Formula and Experiment Notes (LLM)

Formula Walkthrough

Equation 1: ℝ^{d}

Equation: ℝ^{d}
Symbols: None
Why it matters: This is the notation for the d-dimensional Euclidean space, which is used to describe the setting of the paper.

Equation 2: N^{-1/(d+4)}

Equation: N^{-1/(d+4)}
Symbols: N (quadrature constant), d (dimensionality)
Why it matters: This is a rate bound for the conservative drifting method, which depends on the quadrature constant N and the dimensionality d.
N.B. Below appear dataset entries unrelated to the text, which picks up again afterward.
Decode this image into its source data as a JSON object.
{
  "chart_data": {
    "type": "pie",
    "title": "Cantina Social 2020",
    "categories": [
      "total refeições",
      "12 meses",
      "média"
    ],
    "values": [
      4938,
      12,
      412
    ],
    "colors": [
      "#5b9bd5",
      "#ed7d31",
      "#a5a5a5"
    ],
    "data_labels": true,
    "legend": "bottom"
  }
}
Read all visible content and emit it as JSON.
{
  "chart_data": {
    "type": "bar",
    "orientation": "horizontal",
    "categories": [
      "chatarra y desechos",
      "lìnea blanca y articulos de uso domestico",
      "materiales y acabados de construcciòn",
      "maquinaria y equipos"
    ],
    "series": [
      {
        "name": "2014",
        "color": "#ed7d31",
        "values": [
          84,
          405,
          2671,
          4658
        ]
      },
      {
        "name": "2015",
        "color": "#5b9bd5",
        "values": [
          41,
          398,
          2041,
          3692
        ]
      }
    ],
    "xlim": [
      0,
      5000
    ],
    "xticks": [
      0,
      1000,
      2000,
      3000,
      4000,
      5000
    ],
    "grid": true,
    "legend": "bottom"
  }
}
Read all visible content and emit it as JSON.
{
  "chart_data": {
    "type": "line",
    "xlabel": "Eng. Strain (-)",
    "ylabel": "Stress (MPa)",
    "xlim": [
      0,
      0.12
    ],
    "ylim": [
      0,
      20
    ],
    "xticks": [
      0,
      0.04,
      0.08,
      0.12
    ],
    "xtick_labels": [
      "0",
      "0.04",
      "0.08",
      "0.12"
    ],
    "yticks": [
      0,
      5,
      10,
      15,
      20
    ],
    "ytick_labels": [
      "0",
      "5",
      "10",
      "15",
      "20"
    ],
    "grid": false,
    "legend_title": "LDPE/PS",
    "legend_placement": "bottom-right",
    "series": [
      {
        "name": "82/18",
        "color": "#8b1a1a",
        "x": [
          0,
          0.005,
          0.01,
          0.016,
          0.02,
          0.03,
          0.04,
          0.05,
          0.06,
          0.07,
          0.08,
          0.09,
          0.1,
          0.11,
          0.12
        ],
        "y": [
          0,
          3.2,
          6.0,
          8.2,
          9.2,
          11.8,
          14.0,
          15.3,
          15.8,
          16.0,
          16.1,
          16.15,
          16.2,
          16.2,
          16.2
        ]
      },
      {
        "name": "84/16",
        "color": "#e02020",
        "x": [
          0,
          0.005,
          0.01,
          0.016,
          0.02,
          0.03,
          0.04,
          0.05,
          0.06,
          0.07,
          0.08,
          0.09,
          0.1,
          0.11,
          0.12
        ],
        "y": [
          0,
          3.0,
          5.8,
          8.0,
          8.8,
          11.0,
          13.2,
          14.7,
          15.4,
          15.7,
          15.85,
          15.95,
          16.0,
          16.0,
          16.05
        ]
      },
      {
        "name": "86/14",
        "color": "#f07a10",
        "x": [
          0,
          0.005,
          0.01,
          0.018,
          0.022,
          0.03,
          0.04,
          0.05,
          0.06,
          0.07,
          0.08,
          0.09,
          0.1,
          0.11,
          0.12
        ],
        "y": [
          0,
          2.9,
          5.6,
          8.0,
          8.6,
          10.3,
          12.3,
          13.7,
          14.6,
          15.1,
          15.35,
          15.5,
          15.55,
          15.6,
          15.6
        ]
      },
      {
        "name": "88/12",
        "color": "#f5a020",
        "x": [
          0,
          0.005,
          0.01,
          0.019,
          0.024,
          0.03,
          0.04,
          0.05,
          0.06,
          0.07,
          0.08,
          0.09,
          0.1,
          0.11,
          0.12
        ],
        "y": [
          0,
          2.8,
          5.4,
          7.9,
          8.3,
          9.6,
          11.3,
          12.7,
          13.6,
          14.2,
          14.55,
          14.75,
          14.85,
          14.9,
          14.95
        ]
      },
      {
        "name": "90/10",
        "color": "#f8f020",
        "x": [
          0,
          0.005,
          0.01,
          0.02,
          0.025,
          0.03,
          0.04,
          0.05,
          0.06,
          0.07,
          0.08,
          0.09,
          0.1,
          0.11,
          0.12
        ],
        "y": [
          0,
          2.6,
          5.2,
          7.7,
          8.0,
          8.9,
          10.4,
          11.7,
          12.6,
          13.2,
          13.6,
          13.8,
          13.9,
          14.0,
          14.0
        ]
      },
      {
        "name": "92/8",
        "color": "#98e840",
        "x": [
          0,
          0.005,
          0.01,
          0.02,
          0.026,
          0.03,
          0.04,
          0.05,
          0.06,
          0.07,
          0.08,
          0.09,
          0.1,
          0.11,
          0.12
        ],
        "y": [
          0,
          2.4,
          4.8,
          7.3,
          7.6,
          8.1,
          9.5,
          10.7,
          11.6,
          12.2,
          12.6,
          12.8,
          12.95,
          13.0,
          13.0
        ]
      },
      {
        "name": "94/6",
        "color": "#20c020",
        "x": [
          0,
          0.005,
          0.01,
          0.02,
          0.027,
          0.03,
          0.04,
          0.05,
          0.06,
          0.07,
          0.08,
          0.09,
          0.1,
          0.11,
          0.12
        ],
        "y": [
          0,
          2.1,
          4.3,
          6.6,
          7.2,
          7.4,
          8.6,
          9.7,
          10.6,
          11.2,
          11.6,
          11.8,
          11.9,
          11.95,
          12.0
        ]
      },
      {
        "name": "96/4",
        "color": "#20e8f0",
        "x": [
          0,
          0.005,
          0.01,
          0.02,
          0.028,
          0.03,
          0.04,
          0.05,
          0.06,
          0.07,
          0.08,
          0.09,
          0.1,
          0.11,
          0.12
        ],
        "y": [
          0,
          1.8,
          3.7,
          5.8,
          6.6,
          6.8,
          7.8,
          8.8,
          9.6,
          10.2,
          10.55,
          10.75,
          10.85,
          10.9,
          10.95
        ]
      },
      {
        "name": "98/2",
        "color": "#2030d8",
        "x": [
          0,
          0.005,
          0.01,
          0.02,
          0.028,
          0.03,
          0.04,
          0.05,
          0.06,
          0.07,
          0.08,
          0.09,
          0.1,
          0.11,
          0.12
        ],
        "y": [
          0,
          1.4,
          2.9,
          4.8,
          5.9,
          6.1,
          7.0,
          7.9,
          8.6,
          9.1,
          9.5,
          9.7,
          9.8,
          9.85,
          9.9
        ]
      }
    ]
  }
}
Equation 3: N^{-(2-\beta)/(2(d+4-\beta))}

Equation: N^{-(2-\beta)/(2(d+4-\beta))}
Symbols: N (quadrature constant), d (dimensionality), β (parameter)
Why it matters: This is another rate bound for the conservative drifting method, which depends on the quadrature constant N, dimensionality d, and a parameter β.

Equation 4: 0 ≤ β < 2

Equation: 0 ≤ β < 2
Symbols: β (parameter)
Why it matters: This is a constraint on the parameter β, which is used to bound the rate of convergence of the conservative drifting method.

Equation 5: η

Equation: η
Symbols: η (drift size)
Why it matters: This is the drift size, which is a measure of the distance between the target and model distributions.

Equation 6: K_{h}

Equation: K_{h}
Symbols: h (bandwidth), K (kernel)
Why it matters: This is the kernel density estimator (KDE) with bandwidth h, which is used to smooth the data and model distributions.

Equation 7: α

Equation: α
Symbols: α (probability measure)
Why it matters: This is a probability measure on ℝ^{d}, which is used to define the Laplace KDE.

Method Summary

The paper proposes a conservative drifting method for one-step generative modeling, which replaces the original displacement-based drifting velocity with a kernel density estimator (KDE)-gradient velocity.
The method is analyzed using a joint-entropy identity, which yields bounds for the empirical Stein drift, the smoothed Fisher discrepancy of the KDE, and the squared center velocity.
The main finite-particle correction is a reciprocal-KDE self-interaction term, which is controlled under deterministic and high-probability local-occupancy conditions.
The paper also analyzes the non-conservative drifting method with Laplace kernel, which is shown to have a similar finite-particle rate with an additional scale-mismatch residual.

Experimental Overview

Tasks/Datasets: The paper does not specify a particular task or dataset, but it mentions that the leave-one-out Laplace theorem has a different bandwidth tradeoff from the conservative theorem.
Baselines/Comparisons: The paper compares the conservative and non-conservative drifting methods, but it does not provide a specific baseline.
Main Claimed Findings: The paper claims to have established finite-particle convergence bounds for the conservative and non-conservative drifting methods, which depend on the quadrature constant N, dimensionality d, and a parameter β.

What to Verify in the PDF

The proof of the finite-particle convergence bounds for the conservative drifting method, which appears to involve a joint-entropy identity and a reciprocal-KDE self-interaction term.
The analysis of the non-conservative drifting method with Laplace kernel, which involves a sharp companion kernel decomposition and a scale-mismatch residual.
The bandwidth and step-size choices for the non-conservative drifting method with Laplace kernel, which appear to involve a leave-one-out Laplace theorem and a quadrature error bound.